With the arrival of the French Revolution, certain professions in France quickly ceased being growth industries. Among them, chef to the aristocracy.
A Revolutionary Concept
While their former bosses were fleeing the country or losing their heads to the guillotine, chefs of the royal court found themselves out on the rue without so much as a roux to whisk.
Lucky for them, a promising new institution had begun popping up in Paris during the second half of the 18th century. This new-fangled thing was known as the restaurant. The first restaurants had opened in the 1760s and originally catered to those of fragile health. In fact, the word "restaurant" refers not to resting or ranting but to the "restorative" broths that were intended to return delicate Parisians and weary travelers to good health.
With the arrival of revolution, however, the restaurant became a venue for displaced chefs to practice their craft in a clean setting that, significantly, was open to all comers, not just royalty. For once, it did not require a noble pedigree to dine like a king, only sufficient funds to pay the check.
A New Dining Experience
In the restaurant, as with no dining situation before it, customers could sit down at a private table, at the time of their own choosing, and select from a menu whatever items they thought best satisfied their individual tastes.

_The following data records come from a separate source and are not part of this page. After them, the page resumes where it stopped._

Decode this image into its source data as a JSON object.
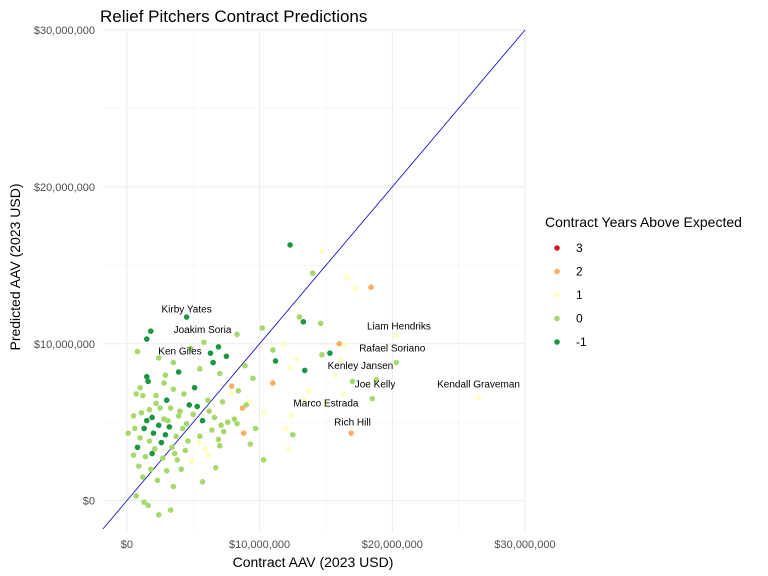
{
  "chart_data": {
    "type": "scatter",
    "title": "Relief Pitchers Contract Predictions",
    "xlabel": "Contract AAV (2023 USD)",
    "ylabel": "Predicted AAV (2023 USD)",
    "xlim": [
      -1800000,
      30000000
    ],
    "ylim": [
      -2000000,
      30000000
    ],
    "x_ticks": [
      0,
      10000000,
      20000000,
      30000000
    ],
    "x_tick_labels": [
      "$0",
      "$10,000,000",
      "$20,000,000",
      "$30,000,000"
    ],
    "y_ticks": [
      0,
      10000000,
      20000000,
      30000000
    ],
    "y_tick_labels": [
      "$0",
      "$10,000,000",
      "$20,000,000",
      "$30,000,000"
    ],
    "grid": true,
    "reference_line": {
      "slope": 1,
      "intercept": 0,
      "color": "#0000cc"
    },
    "legend": {
      "title": "Contract Years Above Expected",
      "placement": "right",
      "entries": [
        {
          "label": "3",
          "value": 3,
          "color": "#d7191c"
        },
        {
          "label": "2",
          "value": 2,
          "color": "#fdae61"
        },
        {
          "label": "1",
          "value": 1,
          "color": "#ffffbf"
        },
        {
          "label": "0",
          "value": 0,
          "color": "#a6d96a"
        },
        {
          "label": "-1",
          "value": -1,
          "color": "#1a9641"
        }
      ]
    },
    "annotations": [
      {
        "text": "Kirby Yates",
        "x": 4500000,
        "y": 12000000
      },
      {
        "text": "Joakim Soria",
        "x": 5700000,
        "y": 10700000
      },
      {
        "text": "Ken Giles",
        "x": 4000000,
        "y": 9300000
      },
      {
        "text": "Liam Hendriks",
        "x": 20500000,
        "y": 10900000
      },
      {
        "text": "Rafael Soriano",
        "x": 20000000,
        "y": 9500000
      },
      {
        "text": "Kenley Jansen",
        "x": 17600000,
        "y": 8400000
      },
      {
        "text": "Joe Kelly",
        "x": 18700000,
        "y": 7200000
      },
      {
        "text": "Kendall Graveman",
        "x": 26500000,
        "y": 7200000
      },
      {
        "text": "Marco Estrada",
        "x": 15000000,
        "y": 6000000
      },
      {
        "text": "Rich Hill",
        "x": 17000000,
        "y": 4800000
      }
    ],
    "points": [
      {
        "x": 12300000,
        "y": 16300000,
        "group": -1
      },
      {
        "x": 14700000,
        "y": 15900000,
        "group": 1
      },
      {
        "x": 14000000,
        "y": 14500000,
        "group": 0
      },
      {
        "x": 16600000,
        "y": 14200000,
        "group": 1
      },
      {
        "x": 17200000,
        "y": 13500000,
        "group": 1
      },
      {
        "x": 18400000,
        "y": 13600000,
        "group": 2
      },
      {
        "x": 13000000,
        "y": 11700000,
        "group": 0
      },
      {
        "x": 13300000,
        "y": 11400000,
        "group": -1
      },
      {
        "x": 14600000,
        "y": 11300000,
        "group": 0
      },
      {
        "x": 4500000,
        "y": 11700000,
        "group": -1
      },
      {
        "x": 1800000,
        "y": 10800000,
        "group": -1
      },
      {
        "x": 1500000,
        "y": 10300000,
        "group": -1
      },
      {
        "x": 5800000,
        "y": 10100000,
        "group": 0
      },
      {
        "x": 8300000,
        "y": 10600000,
        "group": 0
      },
      {
        "x": 10200000,
        "y": 11000000,
        "group": 0
      },
      {
        "x": 16000000,
        "y": 10000000,
        "group": 2
      },
      {
        "x": 16400000,
        "y": 9900000,
        "group": 1
      },
      {
        "x": 20300000,
        "y": 10500000,
        "group": 1
      },
      {
        "x": 15300000,
        "y": 9400000,
        "group": -1
      },
      {
        "x": 14700000,
        "y": 9300000,
        "group": 0
      },
      {
        "x": 11000000,
        "y": 9600000,
        "group": 0
      },
      {
        "x": 11200000,
        "y": 8900000,
        "group": -1
      },
      {
        "x": 12300000,
        "y": 8500000,
        "group": 1
      },
      {
        "x": 13400000,
        "y": 8300000,
        "group": -1
      },
      {
        "x": 15700000,
        "y": 8000000,
        "group": 1
      },
      {
        "x": 17000000,
        "y": 7600000,
        "group": 0
      },
      {
        "x": 18800000,
        "y": 7700000,
        "group": 0
      },
      {
        "x": 20300000,
        "y": 8800000,
        "group": 0
      },
      {
        "x": 11000000,
        "y": 7500000,
        "group": 2
      },
      {
        "x": 13400000,
        "y": 6400000,
        "group": 1
      },
      {
        "x": 15000000,
        "y": 6200000,
        "group": 1
      },
      {
        "x": 16300000,
        "y": 6800000,
        "group": 1
      },
      {
        "x": 18500000,
        "y": 6500000,
        "group": 0
      },
      {
        "x": 12400000,
        "y": 5400000,
        "group": 1
      },
      {
        "x": 12000000,
        "y": 4600000,
        "group": 1
      },
      {
        "x": 16900000,
        "y": 4300000,
        "group": 2
      },
      {
        "x": 12500000,
        "y": 4200000,
        "group": 0
      },
      {
        "x": 9200000,
        "y": 6300000,
        "group": 1
      },
      {
        "x": 8700000,
        "y": 5900000,
        "group": 2
      },
      {
        "x": 9000000,
        "y": 6100000,
        "group": 0
      },
      {
        "x": 8400000,
        "y": 7000000,
        "group": 0
      },
      {
        "x": 7900000,
        "y": 7300000,
        "group": 2
      },
      {
        "x": 8800000,
        "y": 4300000,
        "group": 2
      },
      {
        "x": 9700000,
        "y": 4600000,
        "group": 0
      },
      {
        "x": 10300000,
        "y": 2600000,
        "group": 0
      },
      {
        "x": 10300000,
        "y": 5600000,
        "group": 1
      },
      {
        "x": 7500000,
        "y": 9200000,
        "group": -1
      },
      {
        "x": 6300000,
        "y": 9400000,
        "group": -1
      },
      {
        "x": 6500000,
        "y": 8800000,
        "group": -1
      },
      {
        "x": 7000000,
        "y": 8100000,
        "group": 0
      },
      {
        "x": 5500000,
        "y": 8400000,
        "group": 0
      },
      {
        "x": 3500000,
        "y": 8800000,
        "group": 0
      },
      {
        "x": 3900000,
        "y": 8200000,
        "group": -1
      },
      {
        "x": 2900000,
        "y": 8000000,
        "group": 0
      },
      {
        "x": 1500000,
        "y": 7900000,
        "group": -1
      },
      {
        "x": 1600000,
        "y": 7600000,
        "group": -1
      },
      {
        "x": 700000,
        "y": 6800000,
        "group": 0
      },
      {
        "x": 1200000,
        "y": 6700000,
        "group": 0
      },
      {
        "x": 2200000,
        "y": 6700000,
        "group": 0
      },
      {
        "x": 3500000,
        "y": 7100000,
        "group": 0
      },
      {
        "x": 4300000,
        "y": 6800000,
        "group": 0
      },
      {
        "x": 5100000,
        "y": 7200000,
        "group": -1
      },
      {
        "x": 6100000,
        "y": 6400000,
        "group": 0
      },
      {
        "x": 7200000,
        "y": 6300000,
        "group": 0
      },
      {
        "x": 4700000,
        "y": 6100000,
        "group": -1
      },
      {
        "x": 3300000,
        "y": 5900000,
        "group": 0
      },
      {
        "x": 2500000,
        "y": 5900000,
        "group": 0
      },
      {
        "x": 1700000,
        "y": 5800000,
        "group": 0
      },
      {
        "x": 1100000,
        "y": 5600000,
        "group": 0
      },
      {
        "x": 500000,
        "y": 5400000,
        "group": 0
      },
      {
        "x": 1900000,
        "y": 5300000,
        "group": -1
      },
      {
        "x": 2800000,
        "y": 5200000,
        "group": 0
      },
      {
        "x": 3900000,
        "y": 5400000,
        "group": 0
      },
      {
        "x": 5000000,
        "y": 5500000,
        "group": 0
      },
      {
        "x": 5700000,
        "y": 5100000,
        "group": -1
      },
      {
        "x": 6600000,
        "y": 5300000,
        "group": 0
      },
      {
        "x": 7600000,
        "y": 5000000,
        "group": 0
      },
      {
        "x": 8100000,
        "y": 5200000,
        "group": 0
      },
      {
        "x": 2400000,
        "y": 4800000,
        "group": -1
      },
      {
        "x": 3200000,
        "y": 4700000,
        "group": -1
      },
      {
        "x": 1300000,
        "y": 4600000,
        "group": -1
      },
      {
        "x": 600000,
        "y": 4600000,
        "group": 0
      },
      {
        "x": 4200000,
        "y": 4600000,
        "group": 0
      },
      {
        "x": 6400000,
        "y": 4500000,
        "group": 0
      },
      {
        "x": 7300000,
        "y": 4400000,
        "group": 0
      },
      {
        "x": 2000000,
        "y": 4300000,
        "group": -1
      },
      {
        "x": 2900000,
        "y": 4200000,
        "group": -1
      },
      {
        "x": 3700000,
        "y": 4100000,
        "group": 0
      },
      {
        "x": 100000,
        "y": 4300000,
        "group": 0
      },
      {
        "x": 1000000,
        "y": 4000000,
        "group": 0
      },
      {
        "x": 1700000,
        "y": 3800000,
        "group": 0
      },
      {
        "x": 2600000,
        "y": 3700000,
        "group": -1
      },
      {
        "x": 4600000,
        "y": 3800000,
        "group": 0
      },
      {
        "x": 5400000,
        "y": 3700000,
        "group": 1
      },
      {
        "x": 6900000,
        "y": 3900000,
        "group": 0
      },
      {
        "x": 800000,
        "y": 3400000,
        "group": -1
      },
      {
        "x": 2100000,
        "y": 3300000,
        "group": 0
      },
      {
        "x": 3400000,
        "y": 3400000,
        "group": 0
      },
      {
        "x": 4400000,
        "y": 3200000,
        "group": 0
      },
      {
        "x": 5900000,
        "y": 3300000,
        "group": 1
      },
      {
        "x": 6100000,
        "y": 2900000,
        "group": 1
      },
      {
        "x": 500000,
        "y": 2900000,
        "group": 0
      },
      {
        "x": 1400000,
        "y": 2800000,
        "group": 0
      },
      {
        "x": 2700000,
        "y": 2700000,
        "group": 0
      },
      {
        "x": 3800000,
        "y": 2600000,
        "group": 0
      },
      {
        "x": 4900000,
        "y": 2500000,
        "group": 1
      },
      {
        "x": 900000,
        "y": 2200000,
        "group": 0
      },
      {
        "x": 1800000,
        "y": 2000000,
        "group": 0
      },
      {
        "x": 3000000,
        "y": 1900000,
        "group": 0
      },
      {
        "x": 4100000,
        "y": 2000000,
        "group": 0
      },
      {
        "x": 6700000,
        "y": 2100000,
        "group": 0
      },
      {
        "x": 1200000,
        "y": 1500000,
        "group": 0
      },
      {
        "x": 2300000,
        "y": 1300000,
        "group": 0
      },
      {
        "x": 5700000,
        "y": 1200000,
        "group": 0
      },
      {
        "x": 3500000,
        "y": 900000,
        "group": 0
      },
      {
        "x": 700000,
        "y": 300000,
        "group": 0
      },
      {
        "x": 1300000,
        "y": -100000,
        "group": 0
      },
      {
        "x": 1600000,
        "y": -300000,
        "group": 0
      },
      {
        "x": 2400000,
        "y": -900000,
        "group": 0
      },
      {
        "x": 3300000,
        "y": -600000,
        "group": 0
      },
      {
        "x": 800000,
        "y": 9500000,
        "group": 0
      },
      {
        "x": 2400000,
        "y": 9100000,
        "group": 0
      },
      {
        "x": 4800000,
        "y": 9700000,
        "group": 0
      },
      {
        "x": 6900000,
        "y": 9800000,
        "group": -1
      },
      {
        "x": 8900000,
        "y": 8600000,
        "group": 0
      },
      {
        "x": 9500000,
        "y": 7800000,
        "group": 0
      },
      {
        "x": 7800000,
        "y": 6800000,
        "group": 1
      },
      {
        "x": 5300000,
        "y": 6000000,
        "group": -1
      },
      {
        "x": 2200000,
        "y": 6200000,
        "group": 0
      },
      {
        "x": 1500000,
        "y": 5100000,
        "group": -1
      },
      {
        "x": 3100000,
        "y": 5100000,
        "group": 0
      },
      {
        "x": 4500000,
        "y": 4900000,
        "group": 0
      },
      {
        "x": 5500000,
        "y": 4100000,
        "group": 0
      },
      {
        "x": 7000000,
        "y": 3500000,
        "group": 0
      },
      {
        "x": 1900000,
        "y": 3000000,
        "group": -1
      },
      {
        "x": 3600000,
        "y": 3000000,
        "group": 0
      },
      {
        "x": 1000000,
        "y": 7200000,
        "group": 0
      },
      {
        "x": 2800000,
        "y": 7500000,
        "group": 0
      },
      {
        "x": 3000000,
        "y": 6400000,
        "group": -1
      },
      {
        "x": 4000000,
        "y": 5700000,
        "group": 0
      },
      {
        "x": 6200000,
        "y": 5700000,
        "group": 0
      },
      {
        "x": 7100000,
        "y": 4800000,
        "group": 0
      },
      {
        "x": 8300000,
        "y": 4900000,
        "group": 0
      },
      {
        "x": 9300000,
        "y": 3600000,
        "group": 0
      },
      {
        "x": 12200000,
        "y": 3300000,
        "group": 1
      },
      {
        "x": 16100000,
        "y": 9000000,
        "group": 1
      },
      {
        "x": 26500000,
        "y": 6600000,
        "group": 1
      },
      {
        "x": 13700000,
        "y": 7000000,
        "group": 1
      },
      {
        "x": 12800000,
        "y": 9000000,
        "group": 1
      },
      {
        "x": 11800000,
        "y": 10000000,
        "group": 1
      }
    ]
  }
}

We take these things for granted today, but a bit of privacy and the possibility of satisfying personal preferences were new and thrilling concepts to 18th century Parisians. Prior to the restaurant, "dining out" (if it could be called that) had involved sitting with complete strangers at a communal table and eating a single shared meal laid out at a specific time. In such a free-for-all setting, good manners didn't stand a chance--grabbing your fair share took primacy over other more genteel considerations.
Playing by the Rules
This newfangled restaurant experience was all very civilized. And its peculiarities and particulars encouraged a reexamination of acceptable dinner table behavior. What soon emerged was the concept of gastronomy, a word that combines the Greek words for gastros (stomach) and nomos (law). By laying out the rules of eating, gastronomy was intended to provide patrons with, among other things, the rules of engagement for navigating this curious new institution. Gastronomy would help us stay within the bounds of thoughtful and informed enjoyment of food and prevent us from leaning too far into the morally low realm of food lust.
These new rules of dining were transmitted to the French citizens through the magazines, newspapers and books that informed popular culture. The literary and journalistic traditions that developed alongside the restaurant helped to codify language and secure the high status of French cuisine in the cultural consciousness of not only the French but of people throughout the world.
These traditions that champion the art of eating endure to this day in the form of restaurant reviews, food magazines, celebrity chefs, blogs, websites, TV shows, and any other pursuit whose purpose is to intellectualize the human need to feed.